Fasting, an ancestral practice, is experiencing renewed interest for its potential health benefits. However, a recent study published Nature Metabolism Some certainties come to be shaken. The researchers found that it took more than three days of strict fasting to see significant changes at the molecular level. This finding raises questions about the effectiveness of short-term intermittent fasting diets and highlights. the lightthe light Possible risks of prolonged fasting.
Molecular secrets of fasting finally revealed.
An international team of scientists conducted a pivotal study on 12 healthy participants (5 women and 7 men) who underwent a seven-day water fast. For the first time, researchers were able to observe the molecular changes that occur in the body during fasting. Claudia Langenberg, an epidemiologist at Queen Mary University of London, explains: We are now able to see what happens at the molecular level throughout the body when we fast. Our results demonstrate the benefits of fasting beyond weight loss, but they were only visible after three days of calorie restriction—longer than we previously thought. ».
An analysis of nearly 3,000 proteins measured in the participants’ blood revealed that about a third of them were ” Deep systemic changes » After a week of water fasting. These protein changes, which are associated with possible improvements in rheumatoid arthritis and cardiovascular health, were evident after just three days of continuous fasting.
The Dilemma of Prolonged Fasting: Benefits vs. Risks
This finding raises an important dilemma: Should we be fasting more often to benefit from the risk of compromising our health? In fact, depriving the body of calories for several days poses significant risks:
- risk of dehydration;
- malnutrition;
- severe fatigue;
- sleep disorders;
- Hormonal disorders.
Doctors usually advise children, teenagers, pregnant women, people against prolonged fasting. Diabetic patientsDiabetic patients Or suffer from an eating disorder? It is important to consult a health care professional before starting a long-term fast. DurationDuration.

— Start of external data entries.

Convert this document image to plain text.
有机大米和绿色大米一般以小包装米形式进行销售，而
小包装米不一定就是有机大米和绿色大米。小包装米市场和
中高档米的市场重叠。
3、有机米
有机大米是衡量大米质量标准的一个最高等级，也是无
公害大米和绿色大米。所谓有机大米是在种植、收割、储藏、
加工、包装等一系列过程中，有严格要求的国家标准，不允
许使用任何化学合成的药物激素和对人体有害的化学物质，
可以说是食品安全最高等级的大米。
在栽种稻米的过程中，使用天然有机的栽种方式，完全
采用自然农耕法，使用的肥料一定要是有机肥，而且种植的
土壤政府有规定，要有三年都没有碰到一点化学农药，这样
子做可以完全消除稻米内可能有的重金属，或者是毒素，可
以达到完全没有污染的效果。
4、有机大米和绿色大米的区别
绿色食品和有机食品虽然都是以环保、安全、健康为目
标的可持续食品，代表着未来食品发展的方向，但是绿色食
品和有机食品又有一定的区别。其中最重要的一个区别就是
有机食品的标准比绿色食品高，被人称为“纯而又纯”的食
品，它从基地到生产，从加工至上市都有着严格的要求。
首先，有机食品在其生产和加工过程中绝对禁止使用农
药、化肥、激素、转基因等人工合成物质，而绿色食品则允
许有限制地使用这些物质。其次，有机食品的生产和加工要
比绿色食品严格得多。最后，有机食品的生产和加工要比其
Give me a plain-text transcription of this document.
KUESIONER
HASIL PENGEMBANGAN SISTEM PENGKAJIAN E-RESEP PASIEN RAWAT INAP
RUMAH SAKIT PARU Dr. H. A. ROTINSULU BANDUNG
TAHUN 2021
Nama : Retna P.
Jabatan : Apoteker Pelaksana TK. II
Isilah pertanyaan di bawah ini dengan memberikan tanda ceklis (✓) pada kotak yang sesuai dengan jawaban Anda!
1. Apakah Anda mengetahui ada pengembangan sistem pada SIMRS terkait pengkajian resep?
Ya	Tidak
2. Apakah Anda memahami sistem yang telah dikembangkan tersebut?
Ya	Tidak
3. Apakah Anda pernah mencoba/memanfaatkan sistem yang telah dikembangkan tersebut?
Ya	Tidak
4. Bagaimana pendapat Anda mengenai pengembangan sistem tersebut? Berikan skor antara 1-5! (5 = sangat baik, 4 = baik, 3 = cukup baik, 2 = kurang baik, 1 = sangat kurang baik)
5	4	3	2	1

Towards an alternative to fasting?
Faced with these findings, researchers are considering new ways to reproduce the beneficial effects of fasting without the harms. They explain: ” Our findings open the possibility of systematically identifying potential benefits of fasting and translating this knowledge into potential interventions, including for patients who cannot adhere to long-term fasting regimens or fasting simulations. Can’t eat foods that do. ».
This approach could lead to the development of targeted therapies mimicking the positive effects of fasting without the need for prolonged food deprivation. A summary table of observed effects illustrates these perspectives:
Duration of fasting |
Effects were observed. |
Potential risks |
Less than 3 days |
Little or no significant changes. |
At least if framed well. |
3 to 7 days |
Beneficial protein changes |
DehydrationDehydrationdeficiency, fatigue |
More than 7 days |
Long-term effects are to be studied. |
Significant health risks |
This study, although conducted on a small sample, provides an important reference point for future research on fasting. This underscores the importance of a careful and personalized approach, while paving the way for new therapeutic strategies inspired by fasting methods.